I'm reading the Execution Context / Lexical Environment section of the ECMA 262 5 specification. It states the following: (emphasis added)
A Lexical Environment is a specification type used to define the association of Identifiers to specific variables and functions based upon the lexical nesting structure of ECMAScript code. A Lexical Environment consists of an Environment Record and a possibly null reference to an outer Lexical Environment. Usually a Lexical Environment is associated with some specific syntactic structure of ECMAScript code such as a FunctionDeclaration, a WithStatement, or a Catch clause of a TryStatement and a new Lexical Environment is created each time such code is evaluated.
I noticed that it says nothing about creating a lexical environment for Function Expressions. Is a lexical environment created for function expressions, or is one created only for function declarations? Am I missing something?

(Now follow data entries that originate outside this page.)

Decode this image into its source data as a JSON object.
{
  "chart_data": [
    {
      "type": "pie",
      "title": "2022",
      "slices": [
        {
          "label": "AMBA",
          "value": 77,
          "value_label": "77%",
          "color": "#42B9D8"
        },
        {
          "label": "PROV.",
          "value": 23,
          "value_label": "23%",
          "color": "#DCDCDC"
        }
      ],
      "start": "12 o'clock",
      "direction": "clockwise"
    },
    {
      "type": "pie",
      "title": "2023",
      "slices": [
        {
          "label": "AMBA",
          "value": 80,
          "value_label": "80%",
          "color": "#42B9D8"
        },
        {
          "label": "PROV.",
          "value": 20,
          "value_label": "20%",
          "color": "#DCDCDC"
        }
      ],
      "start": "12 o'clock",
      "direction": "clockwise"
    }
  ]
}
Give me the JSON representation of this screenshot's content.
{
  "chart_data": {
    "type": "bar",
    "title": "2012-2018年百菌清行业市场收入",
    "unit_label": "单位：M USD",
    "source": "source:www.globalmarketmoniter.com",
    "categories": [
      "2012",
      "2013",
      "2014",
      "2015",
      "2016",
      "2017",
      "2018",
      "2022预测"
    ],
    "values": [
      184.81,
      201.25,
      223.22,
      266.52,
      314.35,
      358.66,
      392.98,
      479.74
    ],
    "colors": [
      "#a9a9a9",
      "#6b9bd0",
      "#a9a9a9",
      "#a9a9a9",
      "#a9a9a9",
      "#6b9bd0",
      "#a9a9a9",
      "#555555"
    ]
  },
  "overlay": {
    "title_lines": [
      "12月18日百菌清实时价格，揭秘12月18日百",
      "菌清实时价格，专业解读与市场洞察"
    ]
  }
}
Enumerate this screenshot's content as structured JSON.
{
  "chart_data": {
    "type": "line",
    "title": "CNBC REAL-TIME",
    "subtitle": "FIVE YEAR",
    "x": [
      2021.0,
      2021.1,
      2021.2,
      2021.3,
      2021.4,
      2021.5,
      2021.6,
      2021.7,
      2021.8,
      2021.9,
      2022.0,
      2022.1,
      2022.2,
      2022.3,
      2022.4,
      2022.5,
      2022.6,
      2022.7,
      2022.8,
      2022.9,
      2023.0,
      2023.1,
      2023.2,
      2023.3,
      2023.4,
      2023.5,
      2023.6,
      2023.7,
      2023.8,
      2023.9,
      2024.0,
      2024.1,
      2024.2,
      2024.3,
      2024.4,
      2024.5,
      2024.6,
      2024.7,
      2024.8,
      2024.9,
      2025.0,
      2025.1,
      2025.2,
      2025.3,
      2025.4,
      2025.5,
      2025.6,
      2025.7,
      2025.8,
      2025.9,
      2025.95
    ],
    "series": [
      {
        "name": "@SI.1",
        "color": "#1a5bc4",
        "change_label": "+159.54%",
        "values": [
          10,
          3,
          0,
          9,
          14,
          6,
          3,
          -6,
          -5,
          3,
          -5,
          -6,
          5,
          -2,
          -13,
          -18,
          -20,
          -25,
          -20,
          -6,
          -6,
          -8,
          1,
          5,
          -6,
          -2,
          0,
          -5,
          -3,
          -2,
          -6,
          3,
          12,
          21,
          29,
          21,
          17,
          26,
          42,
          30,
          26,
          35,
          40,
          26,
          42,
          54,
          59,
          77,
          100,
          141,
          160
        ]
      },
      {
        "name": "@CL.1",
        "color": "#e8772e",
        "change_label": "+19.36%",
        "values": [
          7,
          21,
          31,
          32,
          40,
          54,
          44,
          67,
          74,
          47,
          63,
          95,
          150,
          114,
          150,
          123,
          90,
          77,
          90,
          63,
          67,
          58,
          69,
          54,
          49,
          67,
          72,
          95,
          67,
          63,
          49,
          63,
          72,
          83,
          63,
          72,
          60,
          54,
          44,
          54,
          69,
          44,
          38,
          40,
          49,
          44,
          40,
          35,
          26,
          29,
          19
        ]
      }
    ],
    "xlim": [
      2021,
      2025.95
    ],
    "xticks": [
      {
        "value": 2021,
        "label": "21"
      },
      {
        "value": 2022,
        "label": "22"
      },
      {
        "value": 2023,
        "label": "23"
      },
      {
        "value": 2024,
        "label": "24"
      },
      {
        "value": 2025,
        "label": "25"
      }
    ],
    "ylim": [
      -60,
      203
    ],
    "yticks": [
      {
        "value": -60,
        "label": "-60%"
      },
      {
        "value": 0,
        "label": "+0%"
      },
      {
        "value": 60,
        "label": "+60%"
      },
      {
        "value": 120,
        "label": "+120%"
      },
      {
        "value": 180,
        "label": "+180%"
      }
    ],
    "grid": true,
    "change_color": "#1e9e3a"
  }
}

Edit: I notice that function code will have its own execution context, which is why I'm also confused why function expression is not mentioned in the lexical environment section.
Yes, every function gets (§10.4.3) its own ExecutionContext
when it is called (§13.2.1). That new context is initialised with a new LexicalEnvironment
(created by NewDeclarativeEnvironment
, §10.2.2.2), deriving from the [[Scope]]
of the function - i.e. the LexicalEnvironment
it was declared/"expressed" in (§13).
As @Pointy pointed out, the sentence you stumpled upon does not exhaustively list them: "…some [structure] such as…".